A few of us have been calling for dedicating the 2 remaining lanes of downtown’s Predominant Avenue to Wheeler Transit Middle in Midtown to pedestrians, bicyclists, transit riders, and others for years—particularly when drivers have their selection of any lane close by on Louisiana, Milam, Travis, Fannin, and San Jacinto.

You gained’t miss them.

2. Memorial Drive from Houston Avenue to Shepherd Drive 

Trying again on Hurricane Harvey—and Tropical Storm Imelda and the Tax Day Floods and the Fourth of July Flood that washed out the fireworks and Allison and the flood in 1937, why not—it’s clear that poor previous Buffalo Bayou and the earthen Barker and Addicks dams upstream had been engineered for a metropolis and local weather that not exist.

SWA Group’s 2015 redesign of Buffalo Bayou Park is “designed to flood,” however 500-year storms are turning into annual occasions. Restoring the acreage beneath the redundant concrete of Memorial Drive may prolong the park for miles, including timber, native grasses, trails, and higher topography, all there for us to take pleasure in when it’s dry and defend our property when it’s not. Willow Waterhole in southeast Houston close to Brays Bayou, a rolling sequence of six “lakes” excavated out of a flat, former agricultural panorama, can retain 600 million gallons of stormwater—and the remainder of the time it’s there for birding, fishing, even cross-country meets.

3. Should you don’t like that, superb, then Allen Parkway from Sabine to Shepherd.

You may have one east-west artery out and in of downtown, however you don’t want two. NIMBY’s selection!

4. Rice Village is a no brainer, proper?

It’s taken virtually 20 years and what number of lawsuits to get half a high-rise to begin going up close to Rice College. The density of Rice Village and its mixture of incomes, residences, and retail areas make it an excellent candidate to be remodeled into one thing as walkable as an precise village. However by the point a decide decides to permit Kelvin Avenue to be closed to automobiles for 2 hours each seventh Sunday, Houston will likely be too sizzling for anybody to tolerate strolling even from West Elm to Fairly Kitty.

5. OK, for those who don’t like every of this, superb—let’s strive one thing else.

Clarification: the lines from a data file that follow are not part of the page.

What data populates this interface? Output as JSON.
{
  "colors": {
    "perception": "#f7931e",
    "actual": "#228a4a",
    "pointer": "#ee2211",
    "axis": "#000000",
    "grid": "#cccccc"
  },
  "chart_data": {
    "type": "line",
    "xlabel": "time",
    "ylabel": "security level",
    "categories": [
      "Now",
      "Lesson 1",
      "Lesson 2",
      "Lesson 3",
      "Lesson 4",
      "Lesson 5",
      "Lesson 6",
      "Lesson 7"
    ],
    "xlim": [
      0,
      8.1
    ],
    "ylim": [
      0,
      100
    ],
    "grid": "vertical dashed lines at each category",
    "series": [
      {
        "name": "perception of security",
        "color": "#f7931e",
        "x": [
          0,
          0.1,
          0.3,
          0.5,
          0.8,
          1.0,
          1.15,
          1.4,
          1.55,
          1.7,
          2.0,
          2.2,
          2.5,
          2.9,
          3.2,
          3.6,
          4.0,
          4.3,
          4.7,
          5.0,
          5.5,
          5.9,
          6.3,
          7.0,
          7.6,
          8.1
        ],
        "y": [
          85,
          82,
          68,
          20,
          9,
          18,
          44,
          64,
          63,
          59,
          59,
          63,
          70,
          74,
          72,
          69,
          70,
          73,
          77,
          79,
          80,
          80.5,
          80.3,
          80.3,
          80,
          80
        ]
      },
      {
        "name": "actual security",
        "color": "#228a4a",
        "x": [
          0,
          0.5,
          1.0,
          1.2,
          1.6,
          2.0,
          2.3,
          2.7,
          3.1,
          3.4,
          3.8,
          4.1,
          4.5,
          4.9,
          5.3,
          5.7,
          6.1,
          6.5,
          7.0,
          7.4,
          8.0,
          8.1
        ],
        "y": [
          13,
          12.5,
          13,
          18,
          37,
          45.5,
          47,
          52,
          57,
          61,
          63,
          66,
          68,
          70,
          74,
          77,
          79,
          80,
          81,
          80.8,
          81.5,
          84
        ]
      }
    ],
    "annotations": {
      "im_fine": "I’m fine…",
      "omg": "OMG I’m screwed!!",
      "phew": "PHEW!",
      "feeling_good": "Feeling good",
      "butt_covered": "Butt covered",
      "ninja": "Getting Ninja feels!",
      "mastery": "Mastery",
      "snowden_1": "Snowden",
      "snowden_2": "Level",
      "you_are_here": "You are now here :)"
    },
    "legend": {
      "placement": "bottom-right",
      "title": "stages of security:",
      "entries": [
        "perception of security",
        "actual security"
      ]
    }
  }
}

There are few locations within the area the place a planning director or TIRZ president can wiggle their nostril and create the dynamic atmosphere Larson and others hope to see. If the Predominant Avenue Promenade doesn’t rework downtown into Day for Evening, it’ll be proof for some that Houston won’t ever be as dense, as full of life, as social as New York Metropolis. The pandemic, for all of the empathy, additionally proved individuals don’t love giving issues up.

So perhaps we don’t take Memorial Drive or Allen Parkway away. As a substitute, perhaps we add an elevated bridge above Buffalo Bayou that hyperlinks to Memorial Park, so customers can zip alongside a narrative or two above the automobiles, separated, secure, up between the high-rises to be constructed. Perhaps we set up a playful panorama rather than the wasteful dozen parking spots inside Heights Mercantile, so mother and father aren’t spiking with cortisol from checking over their shoulders that nobody’s gunning to run their kids over.

Perhaps it’s 100 of those little strikes, added right here and there to a metropolis that forgot about our well being, that slowly improve security, scale back air pollution, and substitute the penetrating motor noise with the birdsong it could be good for us to have the ability to hear once more.